Picard, Leo (1888-1981)

Journalist Leo Picard startte zijn parcours met een opleiding geschiedenis aan de Gentse universiteit. Hij raakte er politiek en cultureel geëngageerd in vrijzinnige Vlaamse studentenverenigingen die hem tijdens de Eerste Wereldoorlog in activistisch water leidden. Na de wereldoorlogen vond hij opnieuw aansluiting bij de historici van de UGent en schreef hij als talentvolle geschiedschrijver (mee) aan een aantal sleutelwerken over de Belgische geschiedenis.

Jeugdjaren

Leo Picard is de jongste zoon uit een niet onbemiddeld en cultureel geïnteresseerd Antwerps middenstandsgezin met zes kinderen. Zijn oudere broers Hendrik (1883-1946) en Antoon (1884-1949) studeren respectievelijk rechten en geneeskunde aan de Gentse universiteit. In hun voetspoor gaat Leo in 1905 in Gent geschiedenis studeren. Hij doorloopt er een hobbelig en haperend universitair parcours van bijna een decennium. Bij het uitbreken van de Eerste Wereldoorlog moet hij zijn eindverhandeling nog afmaken. Die scriptie over De zwarte goederen in de Franse tijd in de provincie Antwerpen, met Henri Pirenne (1862-1935) als begeleider, maakt hij nooit af. Maar hij blijft de internationaal gereputeerde historicus - ondanks hun frontaal tegengestelde opvattingen over de Vlaams-Waalse (taal)verhoudingen - tot het einde van zijn leven wel beschouwen als zijn belangrijkste intellectuele leermeester.

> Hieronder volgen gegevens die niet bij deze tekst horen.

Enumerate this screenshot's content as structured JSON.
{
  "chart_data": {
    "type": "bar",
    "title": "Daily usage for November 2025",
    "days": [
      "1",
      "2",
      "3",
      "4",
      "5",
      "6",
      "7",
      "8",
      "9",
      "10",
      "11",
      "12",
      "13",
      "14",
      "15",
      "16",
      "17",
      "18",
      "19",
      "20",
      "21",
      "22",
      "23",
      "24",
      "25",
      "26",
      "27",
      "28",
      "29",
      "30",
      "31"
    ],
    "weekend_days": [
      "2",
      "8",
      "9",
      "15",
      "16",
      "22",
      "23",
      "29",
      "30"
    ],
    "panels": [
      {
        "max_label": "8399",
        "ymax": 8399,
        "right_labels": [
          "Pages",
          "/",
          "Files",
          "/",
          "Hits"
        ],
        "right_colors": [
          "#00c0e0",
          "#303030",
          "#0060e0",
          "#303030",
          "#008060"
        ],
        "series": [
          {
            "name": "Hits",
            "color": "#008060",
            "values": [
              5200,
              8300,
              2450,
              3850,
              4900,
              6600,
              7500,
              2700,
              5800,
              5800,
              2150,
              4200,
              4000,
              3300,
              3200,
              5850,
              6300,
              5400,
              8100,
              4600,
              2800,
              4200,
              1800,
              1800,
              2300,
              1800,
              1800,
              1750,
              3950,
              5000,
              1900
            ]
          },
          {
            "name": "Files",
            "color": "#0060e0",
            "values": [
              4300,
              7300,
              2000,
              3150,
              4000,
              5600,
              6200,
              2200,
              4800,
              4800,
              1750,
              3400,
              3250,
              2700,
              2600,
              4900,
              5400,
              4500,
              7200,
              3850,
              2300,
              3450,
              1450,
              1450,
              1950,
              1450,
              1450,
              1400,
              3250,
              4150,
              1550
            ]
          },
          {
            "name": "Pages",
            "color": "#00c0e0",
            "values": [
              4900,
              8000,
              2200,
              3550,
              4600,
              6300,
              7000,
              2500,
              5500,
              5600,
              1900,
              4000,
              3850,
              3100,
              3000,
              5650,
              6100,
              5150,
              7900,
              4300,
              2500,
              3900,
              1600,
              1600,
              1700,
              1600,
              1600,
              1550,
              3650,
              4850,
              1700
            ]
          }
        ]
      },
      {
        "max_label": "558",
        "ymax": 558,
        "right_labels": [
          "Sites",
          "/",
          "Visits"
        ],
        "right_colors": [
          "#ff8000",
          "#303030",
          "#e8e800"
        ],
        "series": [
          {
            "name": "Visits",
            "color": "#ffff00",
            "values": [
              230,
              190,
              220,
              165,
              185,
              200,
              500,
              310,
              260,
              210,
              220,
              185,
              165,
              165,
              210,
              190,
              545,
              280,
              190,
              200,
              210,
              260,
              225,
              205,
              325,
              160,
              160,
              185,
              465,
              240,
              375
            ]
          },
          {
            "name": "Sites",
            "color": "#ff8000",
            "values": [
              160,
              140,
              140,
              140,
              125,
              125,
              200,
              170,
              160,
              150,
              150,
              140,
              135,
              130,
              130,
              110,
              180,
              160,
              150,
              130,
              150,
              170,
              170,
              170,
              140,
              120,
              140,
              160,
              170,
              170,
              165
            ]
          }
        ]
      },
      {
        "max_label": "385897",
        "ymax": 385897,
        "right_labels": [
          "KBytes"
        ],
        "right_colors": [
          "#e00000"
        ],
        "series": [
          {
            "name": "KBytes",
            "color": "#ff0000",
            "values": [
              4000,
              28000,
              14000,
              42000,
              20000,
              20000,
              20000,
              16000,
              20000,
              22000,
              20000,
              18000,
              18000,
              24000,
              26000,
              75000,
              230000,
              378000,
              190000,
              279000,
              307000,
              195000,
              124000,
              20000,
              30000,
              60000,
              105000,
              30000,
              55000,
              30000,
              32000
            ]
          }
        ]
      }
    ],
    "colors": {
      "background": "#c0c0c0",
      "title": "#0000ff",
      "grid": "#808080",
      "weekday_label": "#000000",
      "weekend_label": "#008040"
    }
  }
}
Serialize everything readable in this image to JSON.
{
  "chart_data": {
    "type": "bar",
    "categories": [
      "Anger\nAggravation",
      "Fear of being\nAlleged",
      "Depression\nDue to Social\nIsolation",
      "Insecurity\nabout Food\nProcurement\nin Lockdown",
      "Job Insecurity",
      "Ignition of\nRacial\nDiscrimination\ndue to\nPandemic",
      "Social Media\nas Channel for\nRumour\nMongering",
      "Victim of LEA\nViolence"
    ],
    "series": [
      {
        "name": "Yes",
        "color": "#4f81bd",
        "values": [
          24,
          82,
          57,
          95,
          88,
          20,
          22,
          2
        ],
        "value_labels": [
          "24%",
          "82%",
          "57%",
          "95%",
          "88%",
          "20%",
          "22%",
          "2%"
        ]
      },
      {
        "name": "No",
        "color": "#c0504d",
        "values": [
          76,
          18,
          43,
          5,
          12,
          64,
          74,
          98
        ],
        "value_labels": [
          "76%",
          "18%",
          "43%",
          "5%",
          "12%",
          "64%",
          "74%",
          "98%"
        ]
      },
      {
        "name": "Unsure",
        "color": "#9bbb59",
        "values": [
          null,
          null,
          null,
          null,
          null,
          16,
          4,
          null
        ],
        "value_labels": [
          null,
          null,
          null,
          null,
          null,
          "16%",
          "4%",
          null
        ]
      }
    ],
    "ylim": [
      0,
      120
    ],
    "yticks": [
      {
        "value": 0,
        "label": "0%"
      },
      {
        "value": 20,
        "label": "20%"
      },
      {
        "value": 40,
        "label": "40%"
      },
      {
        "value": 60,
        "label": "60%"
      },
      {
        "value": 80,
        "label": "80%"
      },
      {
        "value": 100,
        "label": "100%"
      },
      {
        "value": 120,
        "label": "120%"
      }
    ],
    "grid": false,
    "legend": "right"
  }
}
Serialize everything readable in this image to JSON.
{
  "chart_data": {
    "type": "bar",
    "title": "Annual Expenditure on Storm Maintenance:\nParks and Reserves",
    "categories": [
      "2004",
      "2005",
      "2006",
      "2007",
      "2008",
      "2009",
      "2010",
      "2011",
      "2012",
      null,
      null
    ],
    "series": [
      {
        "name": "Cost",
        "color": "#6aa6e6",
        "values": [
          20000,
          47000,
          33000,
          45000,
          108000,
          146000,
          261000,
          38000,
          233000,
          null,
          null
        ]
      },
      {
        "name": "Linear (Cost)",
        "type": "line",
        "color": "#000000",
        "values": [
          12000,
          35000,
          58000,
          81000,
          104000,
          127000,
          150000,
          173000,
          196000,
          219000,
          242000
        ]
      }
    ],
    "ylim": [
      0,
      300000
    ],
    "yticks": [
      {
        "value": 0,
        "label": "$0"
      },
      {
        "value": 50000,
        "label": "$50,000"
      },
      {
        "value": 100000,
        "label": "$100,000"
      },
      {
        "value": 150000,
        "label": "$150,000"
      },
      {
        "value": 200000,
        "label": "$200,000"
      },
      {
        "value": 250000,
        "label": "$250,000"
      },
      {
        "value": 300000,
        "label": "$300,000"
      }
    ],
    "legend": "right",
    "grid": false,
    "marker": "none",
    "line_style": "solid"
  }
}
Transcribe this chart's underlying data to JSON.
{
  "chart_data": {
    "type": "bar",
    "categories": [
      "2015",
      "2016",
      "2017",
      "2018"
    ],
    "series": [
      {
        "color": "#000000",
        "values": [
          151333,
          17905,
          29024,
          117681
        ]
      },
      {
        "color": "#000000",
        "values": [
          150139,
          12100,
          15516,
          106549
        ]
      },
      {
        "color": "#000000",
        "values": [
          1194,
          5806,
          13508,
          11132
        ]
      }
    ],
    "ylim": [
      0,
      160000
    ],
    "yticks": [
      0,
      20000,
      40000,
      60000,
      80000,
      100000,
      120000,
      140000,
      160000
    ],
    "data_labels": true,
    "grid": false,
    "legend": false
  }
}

Net zoals aan het atheneum van zijn geboortestad engageert Leo Picard zich in Gent in de vrijzinnige Vlaamsgezinde studentenbeweging: eerst in het liberale ’t Zal Wel Gaan en later in de socialistisch georiënteerde afsplitsing Ter Waarheid.

Oorlogsjaren

Kort na de bezetting van nagenoeg heel België door de Duitsland in de herfst  van 1914 kiest Picard voor het radicale en pangermanistische activisme van Jong-Vlaanderen, dat aansluiting van Vlaanderen en België bij Duitsland propageert. In zijn woonplaats Gent is hij hoofdredacteur van de krant De Vlaamsche Post van deze groep, die door de Duitsers wordt gefinancierd, gestuurd en gecontroleerd. Doordat hij zich al snel heel wat gematigder gaat opstellen, komt Picard in conflict met de extremisten binnen Jong-Vlaanderen met aan het hoofd de uit Nederland afkomstige Gentse dominee Jan Derk Domela Nieuwenhuis Nyegaard (1870-1955). In september 1915 houdt Picard het voor bekeken, verhuist hij naar Nederland en blijft er in Den Haag tot het eind van de oorlog  broodschrijver voor de diplomatieke vertegenwoordigingen van Duitsland en een aantal van zijn bondgenoten. Op 9 februari 1916 treedt Leo Picard in de Nederlandse politieke hoofdstad in het huwelijk met de uit Gent afkomstige regentes Martha Van Vlaenderen (1891-1984). Zij krijgen samen twee kinderen: Lily (1917-1996) en Hein (1925-1988), die gedurende bijna 30 jaar hoogleraar statistiek zal zijn aan de Gentse universiteit.

Journalist in Nederland

Eind 1918 wordt Picard journalist bij de Haagse liberale kwaliteitskrant Het Vaderland, waarbij hij zich vooral richt op de buitenlandse berichtgeving. Ondertussen heeft hij zijn antibelgicisme achter zich gelaten en kant hij zich tegen het federalisme, dat in Vlaanderen onder meer wordt voorgestaan door de pas opgerichte Vlaams-nationalistische Frontpartij waarbij zijn twee broers zich aansluiten.  Een integraal Nederlandstalig Vlaanderen (“In Vlaanderen Vlaams”) volstaat en via zijn demografische meerderheid zal Vlaanderen macht veroveren in België, zo oordeelt hij. Dat standpunt zal Picard, mits nuanceringen, in woord en geschrift aanhouden gedurende zijn hele verdere leven. Intussen mengt hij zich vanuit Nederland via publicaties en langs meer informele wegen bijzonder actief in de discussies die tijdens het interbellum in de Vlaamse beweging worden gevoerd.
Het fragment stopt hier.